People often ask about the political situation here. We have not experienced any problems. We are far from the unrest. Our streets are peaceful. People are friendly to us.

However, we have experienced some changes because of the political situation. The Ukrainian Lutheran Church had a congregation in Crimea. This congregation woke up one day in 2014 and found itself in the Russian Federation. Political reality makes it unrealistic for the congregation to remain in the ULC. The congregation is re-registering as a member of our Russian Lutheran Church. Luke and Pastor Alexei went to visit the congregation in December. It takes all day to get from Novosibirsk to Crimea, so working together and supporting each other will provide some challenges. The pastor already Skype in to the regular Monday meetings of our missionaries and Russian pastors. We are enjoying getting to know the pastor and his congregation.

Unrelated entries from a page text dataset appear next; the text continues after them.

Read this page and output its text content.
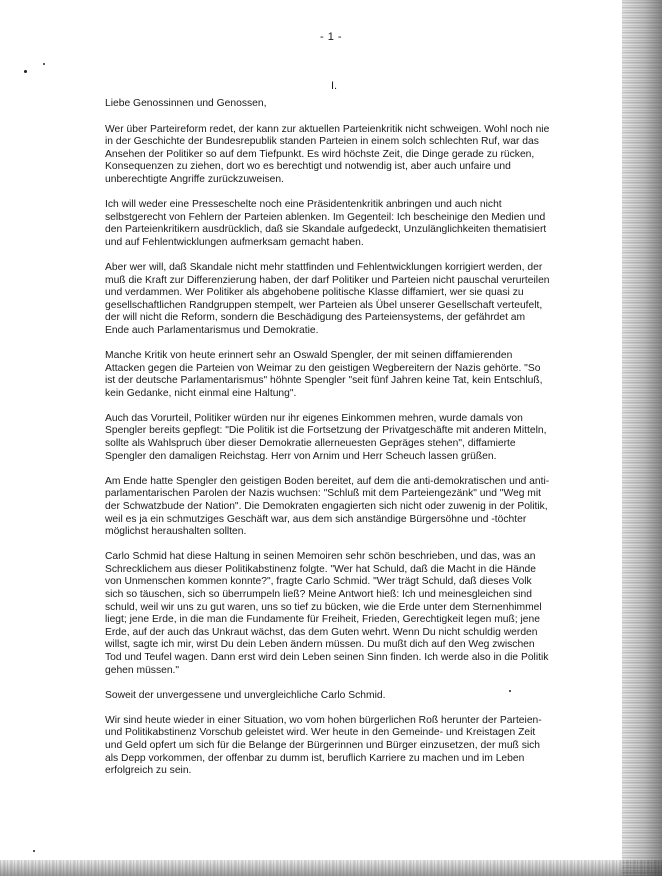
- 1 -
I.

Liebe Genossinnen und Genossen,

Wer über Parteireform redet, der kann zur aktuellen Parteienkritik nicht schweigen. Wohl noch nie in der Geschichte der Bundesrepublik standen Parteien in einem solch schlechten Ruf, war das Ansehen der Politiker so auf dem Tiefpunkt. Es wird höchste Zeit, die Dinge gerade zu rücken, Konsequenzen zu ziehen, dort wo es berechtigt und notwendig ist, aber auch unfaire und unberechtigte Angriffe zurückzuweisen.

Ich will weder eine Presseschelte noch eine Präsidentenkritik anbringen und auch nicht selbstgerecht von Fehlern der Parteien ablenken. Im Gegenteil: Ich bescheinige den Medien und den Parteienkritikern ausdrücklich, daß sie Skandale aufgedeckt, Unzulänglichkeiten thematisiert und auf Fehlentwicklungen aufmerksam gemacht haben.

Aber wer will, daß Skandale nicht mehr stattfinden und Fehlentwicklungen korrigiert werden, der muß die Kraft zur Differenzierung haben, der darf Politiker und Parteien nicht pauschal verurteilen und verdammen. Wer Politiker als abgehobene politische Klasse diffamiert, wer sie quasi zu gesellschaftlichen Randgruppen stempelt, wer Parteien als Übel unserer Gesellschaft verteufelt, der will nicht die Reform, sondern die Beschädigung des Parteiensystems, der gefährdet am Ende auch Parlamentarismus und Demokratie.

Manche Kritik von heute erinnert sehr an Oswald Spengler, der mit seinen diffamierenden Attacken gegen die Parteien von Weimar zu den geistigen Wegbereitern der Nazis gehörte. "So ist der deutsche Parlamentarismus" höhnte Spengler "seit fünf Jahren keine Tat, kein Entschluß, kein Gedanke, nicht einmal eine Haltung".

Auch das Vorurteil, Politiker würden nur ihr eigenes Einkommen mehren, wurde damals von Spengler bereits gepflegt: "Die Politik ist die Fortsetzung der Privatgeschäfte mit anderen Mitteln, sollte als Wahlspruch über dieser Demokratie allerneuesten Gepräges stehen", diffamierte Spengler den damaligen Reichstag. Herr von Arnim und Herr Scheuch lassen grüßen.

Am Ende hatte Spengler den geistigen Boden bereitet, auf dem die anti-demokratischen und anti-parlamentarischen Parolen der Nazis wuchsen: "Schluß mit dem Parteiengezänk" und "Weg mit der Schwatzbude der Nation". Die Demokraten engagierten sich nicht oder zuwenig in der Politik, weil es ja ein schmutziges Geschäft war, aus dem sich anständige Bürgersöhne und -töchter möglichst heraushalten sollten.

Carlo Schmid hat diese Haltung in seinen Memoiren sehr schön beschrieben, und das, was an Schrecklichem aus dieser Politikabstinenz folgte. "Wer hat Schuld, daß die Macht in die Hände von Unmenschen kommen konnte?", fragte Carlo Schmid. "Wer trägt Schuld, daß dieses Volk sich so täuschen, sich so überrumpeln ließ? Meine Antwort hieß: Ich und meinesgleichen sind schuld, weil wir uns zu gut waren, uns so tief zu bücken, wie die Erde unter dem Sternenhimmel liegt; jene Erde, in die man die Fundamente für Freiheit, Frieden, Gerechtigkeit legen muß; jene Erde, auf der auch das Unkraut wächst, das dem Guten wehrt. Wenn Du nicht schuldig werden willst, sagte ich mir, wirst Du dein Leben ändern müssen. Du mußt dich auf den Weg zwischen Tod und Teufel wagen. Dann erst wird dein Leben seinen Sinn finden. Ich werde also in die Politik gehen müssen."

Soweit der unvergessene und unvergleichliche Carlo Schmid.

Wir sind heute wieder in einer Situation, wo vom hohen bürgerlichen Roß herunter der Parteien- und Politikabstinenz Vorschub geleistet wird. Wer heute in den Gemeinde- und Kreistagen Zeit und Geld opfert um sich für die Belange der Bürgerinnen und Bürger einzusetzen, der muß sich als Depp vorkommen, der offenbar zu dumm ist, beruflich Karriere zu machen und im Leben erfolgreich zu sein.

You may have seen on the news that the ruble is losing value. In the past six months, the ruble has gone from $1 = 30 rubles to $1 = 60 rubles. The devaluation of the ruble is already bringing on higher inflation. The economic crisis that has begun is supposed to be quite bad for the next year or two. So far, prices have not been rising as fast as the ruble is devaluating, so for those paid in dollars (like the missionaries), overall things are a little cheaper. However, our Russian friends and congregations will be struggling.

The economic crisis is a result of western sanctions and the falling price of oil. The economics and politics are connected. As economics worsen, we wonder what kind of political fallout there may be. Please pray that we can continue to work here in peace and quiet. We know that God will use everything for good.

Now, like you, we are preparing for the greatest day of the church year, Easter Sunday. Each of our four congregations plus the deaf congregation has mid-week Lenten services. This year we “Stand with Isaiah” and study Isaiah 53. Our children and adults are preparing special music for Holy Week. The children in Iskitim are preparing a play for the Sunday after Easter about the Emmaus disciples. Our missionary team quartet is preparing for five Easter outreach concerts, beginning on Palm Sunday. Another busy season, filled with the blessings of working with our Russian brothers and sisters to share the Good News of Jesus’ death and resurrection! May God bless you and us and we do His work around the world!

Prayer Requests

  • Thank God for our Russian pastors! Please pray that God would continue to bless them.
  • Thank God for our Daylight teachers! Please pray that they would make many contacts and be allowed to see some fruits of their labors. Pray that more teachers would desire to serve in Russia next school year.
  • Please pray that the children in Iskitim would grow in their faith. Pray that their parents would also want to learn about their Savior.
  • Please pray for the health of our deaf translator.
  • Please pray for the congregation in Crimea during this time of political transition.
  • Please pray for our members during the economic crisis.
  • Please pray for peace.
  • Thank God for blessing the children’s ministry in Iskitim!
  • Please pray that God would bless our efforts to share the Good News during Lent and Easter!